14 Jul 2026
Gestaffelte Einsatzgrenzen für Online-Slots treten in Deutschland ab Juli 2026 in Kraft

Die Gemeinsame Glücksspielbehörde der Länder (GGL) hat neue Regelungen für Online-Slot-Einsätze umgesetzt, die seit dem 1. Juli 2026 gelten und die bisherige einheitliche Obergrenze von einem Euro pro Spin ablösen. Stattdessen kommt ein gestaffeltes System zum Einsatz, bei dem die Limits je nach Alter und Spielverhalten variieren.
Details zum neuen Einsatzmodell
Spieler unter 21 Jahren bleiben bei einer maximalen Einsatzhöhe von einem Euro pro Spin, während Erwachsene ab 21 Jahren bis zu drei Euro setzen dürfen. Wer über einen Zeitraum von 90 Tagen keine Anzeichen für problematisches Spielverhalten zeigt, kann unter bestimmten Voraussetzungen bis zu fünf Euro pro Spin platzieren. Diese Anpassung basiert auf dem Glücksspielstaatsvertrag und soll den regulierten Markt stärken, ohne den Spielerschutz zu vernachlässigen.
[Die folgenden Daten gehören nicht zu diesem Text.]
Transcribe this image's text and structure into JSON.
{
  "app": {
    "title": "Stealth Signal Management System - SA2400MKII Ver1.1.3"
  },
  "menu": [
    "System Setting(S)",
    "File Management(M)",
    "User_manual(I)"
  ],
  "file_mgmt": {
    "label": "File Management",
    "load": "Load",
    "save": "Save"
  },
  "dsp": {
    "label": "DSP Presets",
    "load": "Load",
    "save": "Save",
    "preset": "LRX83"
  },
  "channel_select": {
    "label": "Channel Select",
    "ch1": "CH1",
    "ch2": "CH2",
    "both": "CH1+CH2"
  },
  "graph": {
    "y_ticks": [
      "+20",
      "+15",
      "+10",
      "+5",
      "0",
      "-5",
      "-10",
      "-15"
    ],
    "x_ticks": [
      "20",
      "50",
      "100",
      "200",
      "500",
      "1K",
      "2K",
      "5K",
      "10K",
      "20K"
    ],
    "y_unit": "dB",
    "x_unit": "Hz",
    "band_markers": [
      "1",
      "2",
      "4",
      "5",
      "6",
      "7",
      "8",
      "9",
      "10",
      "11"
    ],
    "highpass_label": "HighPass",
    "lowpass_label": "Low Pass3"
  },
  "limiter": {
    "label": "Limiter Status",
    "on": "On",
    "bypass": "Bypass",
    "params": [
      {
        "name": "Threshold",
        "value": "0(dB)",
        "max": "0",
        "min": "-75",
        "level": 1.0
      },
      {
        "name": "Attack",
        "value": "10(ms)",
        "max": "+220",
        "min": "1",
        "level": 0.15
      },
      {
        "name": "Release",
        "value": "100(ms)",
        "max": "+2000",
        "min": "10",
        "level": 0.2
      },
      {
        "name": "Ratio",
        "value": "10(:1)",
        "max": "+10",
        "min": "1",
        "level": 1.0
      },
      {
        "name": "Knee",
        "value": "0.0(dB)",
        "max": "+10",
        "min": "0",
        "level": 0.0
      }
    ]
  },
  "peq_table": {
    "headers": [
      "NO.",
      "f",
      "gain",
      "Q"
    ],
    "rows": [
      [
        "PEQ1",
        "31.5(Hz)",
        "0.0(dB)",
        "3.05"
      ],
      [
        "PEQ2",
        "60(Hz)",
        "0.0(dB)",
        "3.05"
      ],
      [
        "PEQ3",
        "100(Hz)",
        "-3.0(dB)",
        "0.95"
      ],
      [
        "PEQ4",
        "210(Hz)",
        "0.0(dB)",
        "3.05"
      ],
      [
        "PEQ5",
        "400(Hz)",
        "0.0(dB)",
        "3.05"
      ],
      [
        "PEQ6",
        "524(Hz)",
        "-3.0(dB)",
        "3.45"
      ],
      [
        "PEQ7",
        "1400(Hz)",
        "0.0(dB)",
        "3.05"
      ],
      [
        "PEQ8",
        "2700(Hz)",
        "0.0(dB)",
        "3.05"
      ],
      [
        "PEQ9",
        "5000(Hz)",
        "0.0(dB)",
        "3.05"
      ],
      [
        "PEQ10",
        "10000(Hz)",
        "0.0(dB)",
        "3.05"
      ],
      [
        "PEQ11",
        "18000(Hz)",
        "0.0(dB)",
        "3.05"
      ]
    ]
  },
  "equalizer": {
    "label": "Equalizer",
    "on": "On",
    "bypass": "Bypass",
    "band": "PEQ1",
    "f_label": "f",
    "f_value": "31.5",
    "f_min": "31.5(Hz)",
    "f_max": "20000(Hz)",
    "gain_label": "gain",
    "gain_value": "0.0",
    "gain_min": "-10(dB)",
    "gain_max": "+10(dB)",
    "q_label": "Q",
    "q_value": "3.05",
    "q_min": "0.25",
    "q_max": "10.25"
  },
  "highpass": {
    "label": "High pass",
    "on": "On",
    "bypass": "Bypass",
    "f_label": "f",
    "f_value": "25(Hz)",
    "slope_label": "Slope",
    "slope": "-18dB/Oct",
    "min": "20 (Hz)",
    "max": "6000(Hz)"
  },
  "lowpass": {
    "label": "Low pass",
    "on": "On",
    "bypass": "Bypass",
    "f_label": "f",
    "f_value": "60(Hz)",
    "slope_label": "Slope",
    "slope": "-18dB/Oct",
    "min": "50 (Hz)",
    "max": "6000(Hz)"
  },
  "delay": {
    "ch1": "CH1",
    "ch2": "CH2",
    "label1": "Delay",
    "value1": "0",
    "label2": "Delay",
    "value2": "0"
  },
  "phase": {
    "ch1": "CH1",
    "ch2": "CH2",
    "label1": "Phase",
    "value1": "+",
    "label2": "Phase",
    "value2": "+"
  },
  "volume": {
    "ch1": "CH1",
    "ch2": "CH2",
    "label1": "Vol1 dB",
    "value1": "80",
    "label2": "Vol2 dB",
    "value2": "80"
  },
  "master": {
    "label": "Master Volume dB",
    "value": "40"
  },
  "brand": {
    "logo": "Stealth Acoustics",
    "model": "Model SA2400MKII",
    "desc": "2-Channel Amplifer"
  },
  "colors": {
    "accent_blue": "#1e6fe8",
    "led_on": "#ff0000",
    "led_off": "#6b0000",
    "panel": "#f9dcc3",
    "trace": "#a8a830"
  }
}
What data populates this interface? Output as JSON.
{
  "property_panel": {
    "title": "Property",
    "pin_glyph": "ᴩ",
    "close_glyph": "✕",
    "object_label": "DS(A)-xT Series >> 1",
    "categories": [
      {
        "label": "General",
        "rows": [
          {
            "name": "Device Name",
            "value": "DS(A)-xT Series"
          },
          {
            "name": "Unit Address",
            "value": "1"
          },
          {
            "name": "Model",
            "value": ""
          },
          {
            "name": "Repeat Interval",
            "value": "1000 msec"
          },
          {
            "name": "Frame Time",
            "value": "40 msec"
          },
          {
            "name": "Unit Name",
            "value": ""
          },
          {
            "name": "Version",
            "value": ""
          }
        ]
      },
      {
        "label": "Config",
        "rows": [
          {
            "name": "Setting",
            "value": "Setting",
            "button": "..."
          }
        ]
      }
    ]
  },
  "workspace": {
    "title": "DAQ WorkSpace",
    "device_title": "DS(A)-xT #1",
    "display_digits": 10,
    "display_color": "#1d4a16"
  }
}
Branchenvertreter, darunter auch Vertreter von Entain, haben die Änderung als konstruktiven Schritt zur Verbesserung der Kanalisierung bewertet. Frühere Regelungen mit der flachen Ein-Euro-Grenze hatten nach Angaben von Marktteilnehmern dazu geführt, dass ein Teil der Spieler auf nicht lizenzierte Anbieter auswich.
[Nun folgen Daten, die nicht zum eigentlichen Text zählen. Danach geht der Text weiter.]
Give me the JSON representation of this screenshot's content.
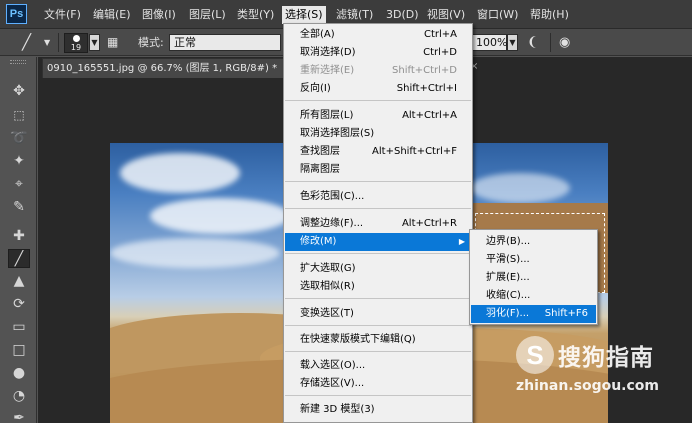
{
  "app": {
    "logo": "Ps"
  },
  "menubar": {
    "items": [
      {
        "label": "文件(F)"
      },
      {
        "label": "编辑(E)"
      },
      {
        "label": "图像(I)"
      },
      {
        "label": "图层(L)"
      },
      {
        "label": "类型(Y)"
      },
      {
        "label": "选择(S)"
      },
      {
        "label": "滤镜(T)"
      },
      {
        "label": "3D(D)"
      },
      {
        "label": "视图(V)"
      },
      {
        "label": "窗口(W)"
      },
      {
        "label": "帮助(H)"
      }
    ],
    "active_index": 5
  },
  "options_bar": {
    "brush_size": "19",
    "mode_label": "模式:",
    "mode_value": "正常",
    "opacity_value": "100%"
  },
  "document": {
    "tab_title": "0910_165551.jpg @ 66.7% (图层 1, RGB/8#) *",
    "close_glyph": "×"
  },
  "select_menu": {
    "items": [
      {
        "label": "全部(A)",
        "shortcut": "Ctrl+A",
        "disabled": false
      },
      {
        "label": "取消选择(D)",
        "shortcut": "Ctrl+D",
        "disabled": false
      },
      {
        "label": "重新选择(E)",
        "shortcut": "Shift+Ctrl+D",
        "disabled": true
      },
      {
        "label": "反向(I)",
        "shortcut": "Shift+Ctrl+I",
        "disabled": false
      },
      {
        "label": "所有图层(L)",
        "shortcut": "Alt+Ctrl+A",
        "disabled": false
      },
      {
        "label": "取消选择图层(S)",
        "shortcut": "",
        "disabled": false
      },
      {
        "label": "查找图层",
        "shortcut": "Alt+Shift+Ctrl+F",
        "disabled": false
      },
      {
        "label": "隔离图层",
        "shortcut": "",
        "disabled": false
      },
      {
        "label": "色彩范围(C)...",
        "shortcut": "",
        "disabled": false
      },
      {
        "label": "调整边缘(F)...",
        "shortcut": "Alt+Ctrl+R",
        "disabled": false
      },
      {
        "label": "修改(M)",
        "shortcut": "",
        "disabled": false,
        "submenu": true,
        "highlighted": true
      },
      {
        "label": "扩大选取(G)",
        "shortcut": "",
        "disabled": false
      },
      {
        "label": "选取相似(R)",
        "shortcut": "",
        "disabled": false
      },
      {
        "label": "变换选区(T)",
        "shortcut": "",
        "disabled": false
      },
      {
        "label": "在快速蒙版模式下编辑(Q)",
        "shortcut": "",
        "disabled": false
      },
      {
        "label": "载入选区(O)...",
        "shortcut": "",
        "disabled": false
      },
      {
        "label": "存储选区(V)...",
        "shortcut": "",
        "disabled": false
      },
      {
        "label": "新建 3D 模型(3)",
        "shortcut": "",
        "disabled": false
      }
    ]
  },
  "modify_submenu": {
    "items": [
      {
        "label": "边界(B)...",
        "shortcut": ""
      },
      {
        "label": "平滑(S)...",
        "shortcut": ""
      },
      {
        "label": "扩展(E)...",
        "shortcut": ""
      },
      {
        "label": "收缩(C)...",
        "shortcut": ""
      },
      {
        "label": "羽化(F)...",
        "shortcut": "Shift+F6",
        "highlighted": true
      }
    ]
  },
  "watermark": {
    "logo_letter": "S",
    "brand": "搜狗指南",
    "url": "zhinan.sogou.com"
  },
  "tools": [
    {
      "icon": "move-tool-icon"
    },
    {
      "icon": "marquee-tool-icon"
    },
    {
      "icon": "lasso-tool-icon"
    },
    {
      "icon": "quick-select-tool-icon"
    },
    {
      "icon": "crop-tool-icon"
    },
    {
      "icon": "eyedropper-tool-icon"
    },
    {
      "icon": "healing-tool-icon"
    },
    {
      "icon": "brush-tool-icon"
    },
    {
      "icon": "stamp-tool-icon"
    },
    {
      "icon": "history-brush-tool-icon"
    },
    {
      "icon": "eraser-tool-icon"
    },
    {
      "icon": "gradient-tool-icon"
    },
    {
      "icon": "blur-tool-icon"
    },
    {
      "icon": "dodge-tool-icon"
    },
    {
      "icon": "pen-tool-icon"
    }
  ],
  "colors": {
    "menu_highlight": "#0a78d7",
    "menubar_bg": "#3c3c3c",
    "workspace_bg": "#282828"
  }
}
Hintergründe der Anpassung
Die GGL orientiert sich bei der Umsetzung an Daten aus dem Jahr 2025, die eine Kanalisierungsrate von 77,03 Prozent und einen Bruttospielertrag von 543 Millionen Euro aus lizenzierten virtuellen Slots ausweisen. Mit den neuen Limits soll der regulierte Sektor gegenüber Offshore-Plattformen wettbewerbsfähiger werden, während gleichzeitig Mechanismen zur Früherkennung riskanten Verhaltens erhalten bleiben.

Beobachter des Marktes verweisen darauf, dass die gestaffelte Struktur Spielern mit nachweislich kontrolliertem Verhalten mehr Flexibilität bietet, ohne die grundlegenden Schutzmechanismen des Staatsvertrags aufzuweichen. Die 90-Tage-Bewertungsperiode dient dabei als Grundlage für die Einstufung in höhere Limits.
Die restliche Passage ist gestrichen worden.